Berkapasitas 25 ribu penonton dan jadi yang terbesar membuat stadion rancangan arsitek José María Castell itu jadi kebanggaan kota Madrid. Stadion yang berada di lingkungan Universitas Madrid itu pembangunannya rampung pada 13 Mei 1923. Laga perdananya, Atlético kontra Real Sociedad, berakhir 2-1 untuk tuan rumah.
Baca juga: Luzhniki Ikon Kejayaan Negeri Tirai Besi
Dinamakan Estadio Metropolitano de Madrid lantaran stadion ini didirikan seiring pembangunan kompleks Colonia del Metropolitano.
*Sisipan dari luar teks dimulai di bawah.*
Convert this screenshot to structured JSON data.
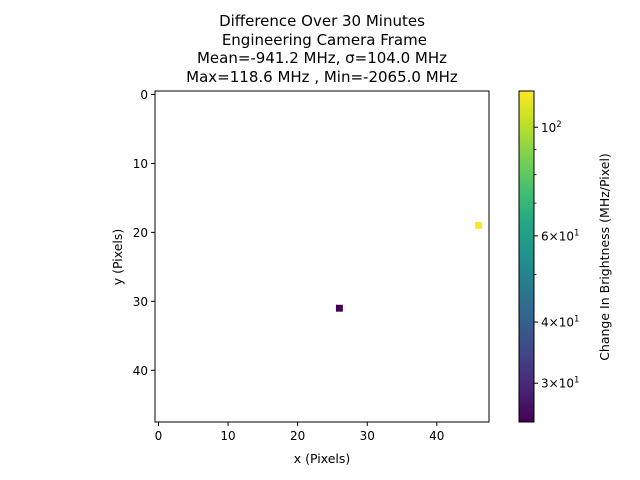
{
  "chart_data": {
    "type": "heatmap",
    "title_lines": [
      "Difference Over 30 Minutes",
      " Engineering Camera Frame",
      "Mean=-941.2 MHz, σ=104.0 MHz",
      "Max=118.6 MHz , Min=-2065.0 MHz"
    ],
    "xlabel": "x (Pixels)",
    "ylabel": "y (Pixels)",
    "xlim": [
      -0.5,
      47.5
    ],
    "ylim": [
      47.5,
      -0.5
    ],
    "x_ticks": [
      0,
      10,
      20,
      30,
      40
    ],
    "y_ticks": [
      0,
      10,
      20,
      30,
      40
    ],
    "pixels": [
      {
        "x": 46,
        "y": 19,
        "value": 118.6
      },
      {
        "x": 26,
        "y": 31,
        "value": 25
      }
    ],
    "colorbar": {
      "label": "Change In Brightness (MHz/Pixel)",
      "scale": "log",
      "colormap": "viridis",
      "range": [
        25,
        118.6
      ],
      "ticks": [
        {
          "value": 100,
          "base": "10",
          "exp": "2"
        },
        {
          "value": 60,
          "base": "6×10",
          "exp": "1"
        },
        {
          "value": 40,
          "base": "4×10",
          "exp": "1"
        },
        {
          "value": 30,
          "base": "3×10",
          "exp": "1"
        }
      ],
      "minor_ticks": [
        50,
        70,
        80,
        90
      ]
    },
    "colors": {
      "viridis_low": "#440154",
      "viridis_high": "#fde725"
    }
  }
}
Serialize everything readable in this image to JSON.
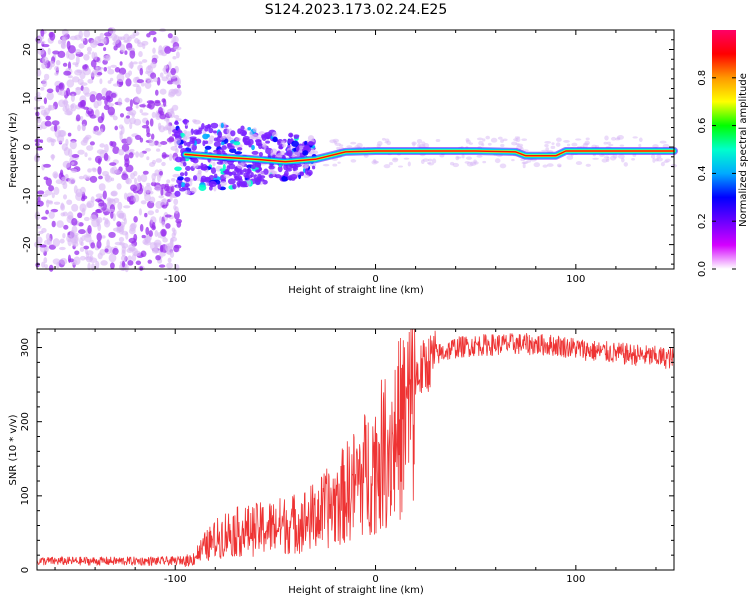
{
  "title": "S124.2023.173.02.24.E25",
  "colors": {
    "snr_line": "#ee3333",
    "scatter_main": "#8a2be2",
    "scatter_faint": "#d8b8f5"
  },
  "chart_data": [
    {
      "type": "heatmap",
      "xlabel": "Height of straight line (km)",
      "ylabel": "Frequency (Hz)",
      "xlim": [
        -169,
        149
      ],
      "ylim": [
        -25,
        24
      ],
      "xticks": [
        -100,
        0,
        100
      ],
      "yticks": [
        -20,
        -10,
        0,
        10,
        20
      ],
      "grid": false,
      "colorbar": {
        "label": "Normalized spectral amplitude",
        "ticks": [
          "0.0",
          "0.2",
          "0.4",
          "0.6",
          "0.8"
        ],
        "range": [
          0,
          1
        ],
        "stops": [
          "#ffffff",
          "#d400ff",
          "#6a00ff",
          "#0000ff",
          "#00aaff",
          "#00ffcc",
          "#00ff00",
          "#ffff00",
          "#ff9900",
          "#ff0000",
          "#ff0066"
        ]
      },
      "ridge": [
        [
          -95,
          -1.5
        ],
        [
          -80,
          -2
        ],
        [
          -60,
          -2.5
        ],
        [
          -45,
          -3
        ],
        [
          -30,
          -2.5
        ],
        [
          -15,
          -1
        ],
        [
          0,
          -0.8
        ],
        [
          50,
          -0.8
        ],
        [
          70,
          -1
        ],
        [
          75,
          -1.8
        ],
        [
          90,
          -1.8
        ],
        [
          95,
          -0.8
        ],
        [
          149,
          -0.8
        ]
      ]
    },
    {
      "type": "line",
      "xlabel": "Height of straight line (km)",
      "ylabel": "SNR (10 * v/v)",
      "xlim": [
        -169,
        149
      ],
      "ylim": [
        0,
        325
      ],
      "xticks": [
        -100,
        0,
        100
      ],
      "yticks": [
        0,
        100,
        200,
        300
      ],
      "grid": false,
      "envelope": [
        [
          -169,
          12
        ],
        [
          -100,
          12
        ],
        [
          -92,
          15
        ],
        [
          -85,
          35
        ],
        [
          -75,
          55
        ],
        [
          -60,
          60
        ],
        [
          -50,
          65
        ],
        [
          -40,
          70
        ],
        [
          -30,
          80
        ],
        [
          -20,
          100
        ],
        [
          -10,
          130
        ],
        [
          0,
          160
        ],
        [
          10,
          200
        ],
        [
          20,
          260
        ],
        [
          30,
          290
        ],
        [
          40,
          300
        ],
        [
          50,
          303
        ],
        [
          70,
          305
        ],
        [
          90,
          303
        ],
        [
          110,
          295
        ],
        [
          130,
          290
        ],
        [
          149,
          285
        ]
      ]
    }
  ]
}
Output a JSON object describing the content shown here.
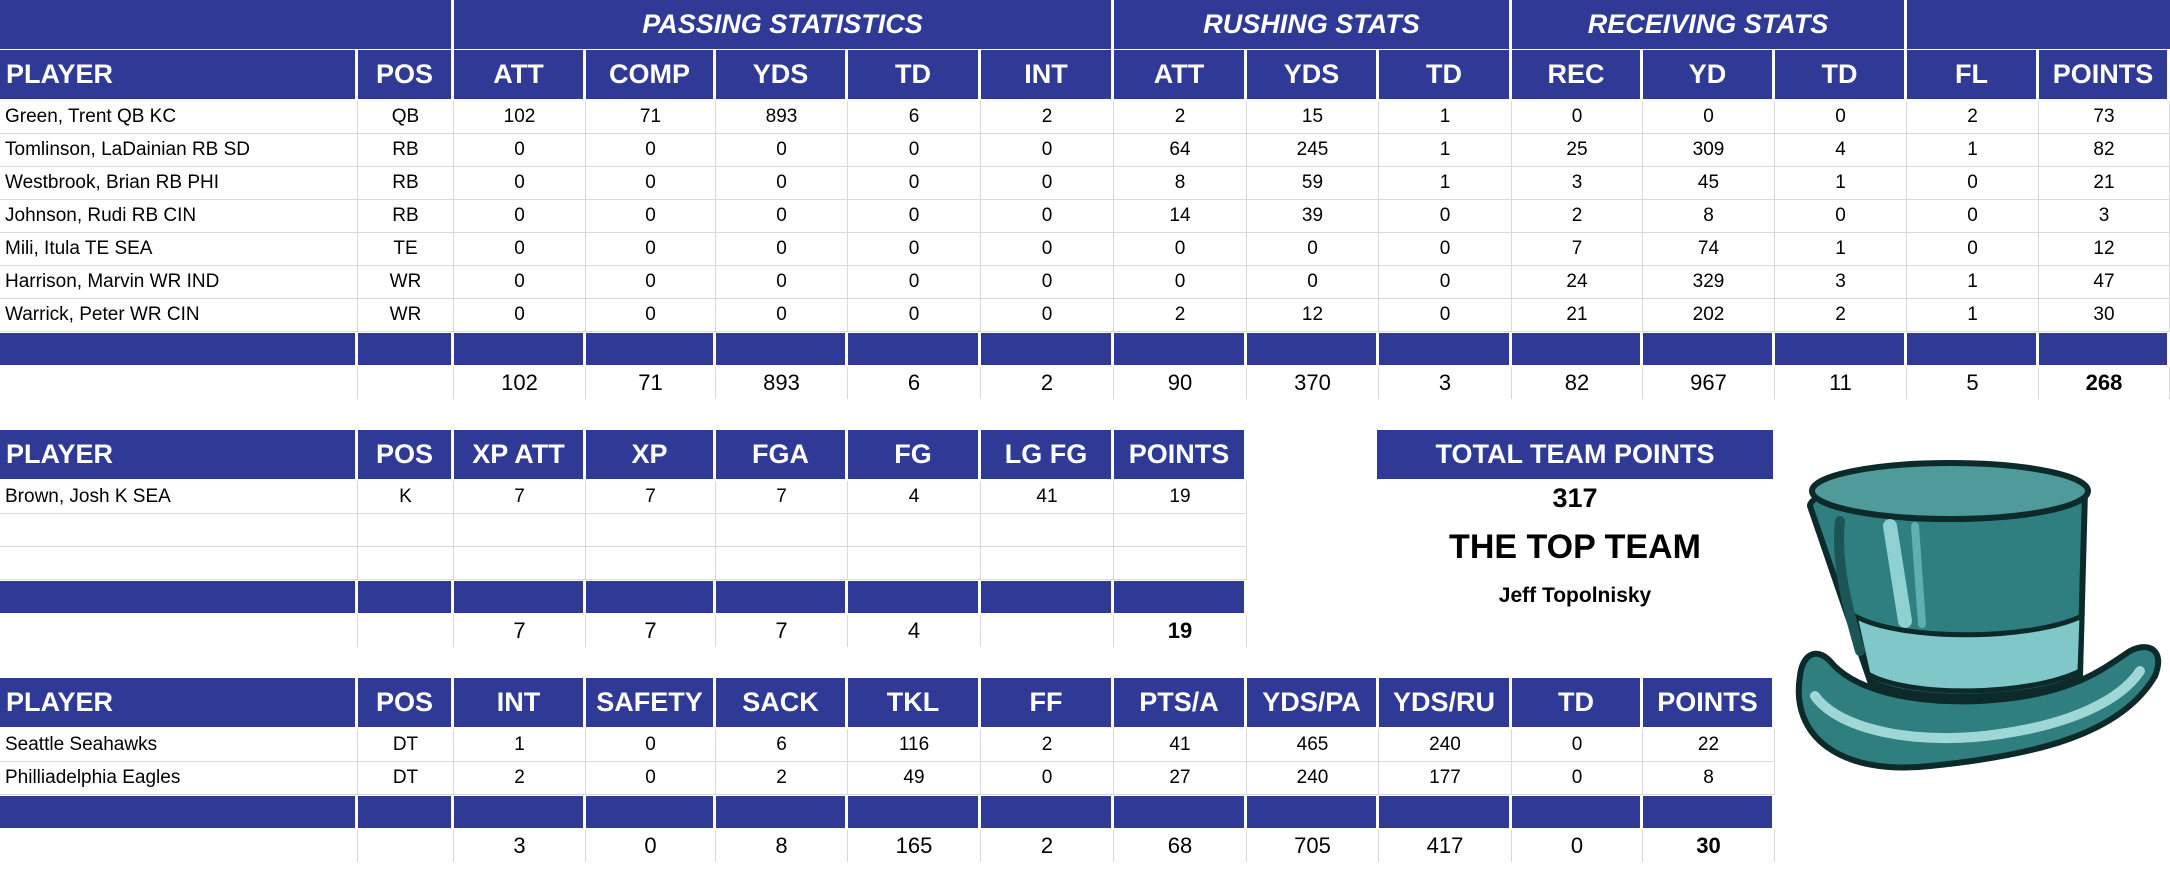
{
  "colors": {
    "header_bg": "#2e3a96",
    "header_text": "#ffffff",
    "hat_main": "#2f7f80",
    "hat_light": "#7fc7c8"
  },
  "offense": {
    "group_headers": [
      "PASSING STATISTICS",
      "RUSHING STATS",
      "RECEIVING STATS"
    ],
    "columns": [
      "PLAYER",
      "POS",
      "ATT",
      "COMP",
      "YDS",
      "TD",
      "INT",
      "ATT",
      "YDS",
      "TD",
      "REC",
      "YD",
      "TD",
      "FL",
      "POINTS"
    ],
    "rows": [
      [
        "Green, Trent QB KC",
        "QB",
        "102",
        "71",
        "893",
        "6",
        "2",
        "2",
        "15",
        "1",
        "0",
        "0",
        "0",
        "2",
        "73"
      ],
      [
        "Tomlinson, LaDainian RB SD",
        "RB",
        "0",
        "0",
        "0",
        "0",
        "0",
        "64",
        "245",
        "1",
        "25",
        "309",
        "4",
        "1",
        "82"
      ],
      [
        "Westbrook, Brian RB PHI",
        "RB",
        "0",
        "0",
        "0",
        "0",
        "0",
        "8",
        "59",
        "1",
        "3",
        "45",
        "1",
        "0",
        "21"
      ],
      [
        "Johnson, Rudi RB CIN",
        "RB",
        "0",
        "0",
        "0",
        "0",
        "0",
        "14",
        "39",
        "0",
        "2",
        "8",
        "0",
        "0",
        "3"
      ],
      [
        "Mili, Itula TE SEA",
        "TE",
        "0",
        "0",
        "0",
        "0",
        "0",
        "0",
        "0",
        "0",
        "7",
        "74",
        "1",
        "0",
        "12"
      ],
      [
        "Harrison, Marvin WR IND",
        "WR",
        "0",
        "0",
        "0",
        "0",
        "0",
        "0",
        "0",
        "0",
        "24",
        "329",
        "3",
        "1",
        "47"
      ],
      [
        "Warrick, Peter WR CIN",
        "WR",
        "0",
        "0",
        "0",
        "0",
        "0",
        "2",
        "12",
        "0",
        "21",
        "202",
        "2",
        "1",
        "30"
      ]
    ],
    "totals": [
      "",
      "",
      "102",
      "71",
      "893",
      "6",
      "2",
      "90",
      "370",
      "3",
      "82",
      "967",
      "11",
      "5",
      "268"
    ]
  },
  "kicker": {
    "columns": [
      "PLAYER",
      "POS",
      "XP ATT",
      "XP",
      "FGA",
      "FG",
      "LG FG",
      "POINTS"
    ],
    "rows": [
      [
        "Brown, Josh K SEA",
        "K",
        "7",
        "7",
        "7",
        "4",
        "41",
        "19"
      ],
      [
        "",
        "",
        "",
        "",
        "",
        "",
        "",
        ""
      ],
      [
        "",
        "",
        "",
        "",
        "",
        "",
        "",
        ""
      ]
    ],
    "totals": [
      "",
      "",
      "7",
      "7",
      "7",
      "4",
      "",
      "19"
    ]
  },
  "defense": {
    "columns": [
      "PLAYER",
      "POS",
      "INT",
      "SAFETY",
      "SACK",
      "TKL",
      "FF",
      "PTS/A",
      "YDS/PA",
      "YDS/RU",
      "TD",
      "POINTS"
    ],
    "rows": [
      [
        "Seattle Seahawks",
        "DT",
        "1",
        "0",
        "6",
        "116",
        "2",
        "41",
        "465",
        "240",
        "0",
        "22"
      ],
      [
        "Philliadelphia Eagles",
        "DT",
        "2",
        "0",
        "2",
        "49",
        "0",
        "27",
        "240",
        "177",
        "0",
        "8"
      ]
    ],
    "totals": [
      "",
      "",
      "3",
      "0",
      "8",
      "165",
      "2",
      "68",
      "705",
      "417",
      "0",
      "30"
    ]
  },
  "team": {
    "total_label": "TOTAL TEAM POINTS",
    "total_value": "317",
    "team_name": "THE TOP TEAM",
    "owner": "Jeff Topolnisky"
  },
  "logo": {
    "icon": "top-hat-icon"
  }
}
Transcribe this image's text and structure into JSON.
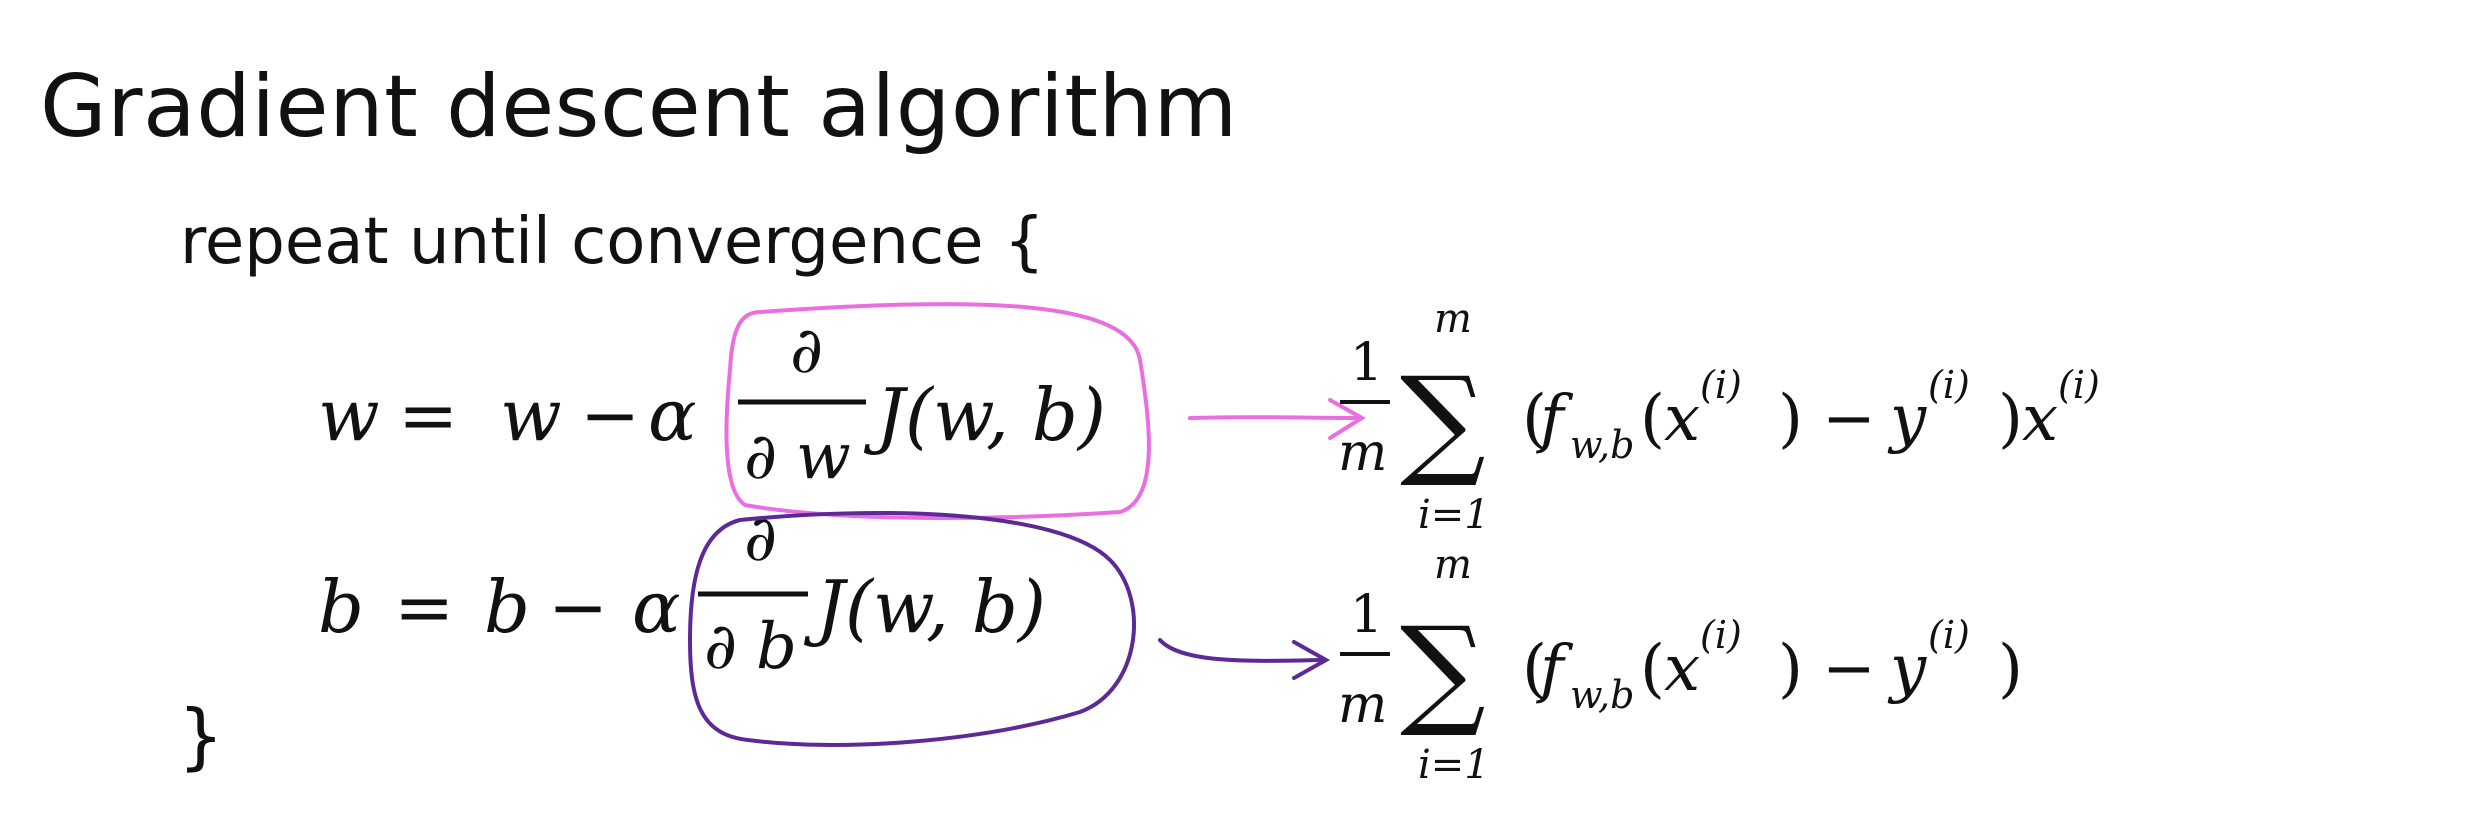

Maka selain Atlético sebagai penyewa, stadion ini juga jadi rumah bagi Racing Club de Madrid (bubar pada 1932) dan Real Sociedad Gímnastica. Kala itu Metropolitano belum sepenuhnya milik Atlético, statusnya kepemilikannya masih di bawah Konsorsium Colonia Metropolitano yang dipegang Otamendi Bersaudara: Joaquín, Miguel, José María dan Julián.
Selain dipakai untuk laga-laga kandang Atlético, Metropolitano juga sempat dipakai timnas Spanyol. Dua kali laga persahabatan dihelat di stadion ini, yakni kala Spanyol menjamu Inggris pada 10 Oktober 1929 dan Austria pada 19 Januari 1936.
Lima bulan setelah laga kontra Austria, Perang Saudara Spanyol pecah. Metropolitano jadi saksi bisu pertumpahan darah lantaran kompleks universitas jadi medan laga pertempuran antara Pasukan Republik dan Pasukan Nasionalis, 15-23 November 1936, yang populer dengan Pertempuran Ciudad Universitaria.
“Perang Saudara pecah pada musim panas (Juli 1936) dan konflik itu menyeret Stadion Metropolitano hingga menjadikannya rusak menjadi puing-puing. Stadionnya baru kembali dibangun pada 1942,” tulis Charles Parrish dan John Nauright dalam Soccer Around the World: A Cultural Guide to the World’s Favorite Sport.
Usai perang, Otamendi bersaudara tak mampu membangun kembali Metropolitano. Ia akhirnya dibeli Patronato de Huérfanos del Aire dan diperbaiki pada 1941.
Atlético baru membeli stadion ini pada 15 April 1950. Empat tahun berselang Metropolitano direnovasi hingga bisa menampung 50 ribu penonton. Namun, berbarengan dengan pindahnya Atlético ke Stadion Manzanares (kemudian disebut Estadio Vicente Calderón) pada 1966, Metropolitano lantas ditinggalkan. Ia diratakan dengan tanah untuk kemudian disulap jadi gedung apartemen dan perkantoran.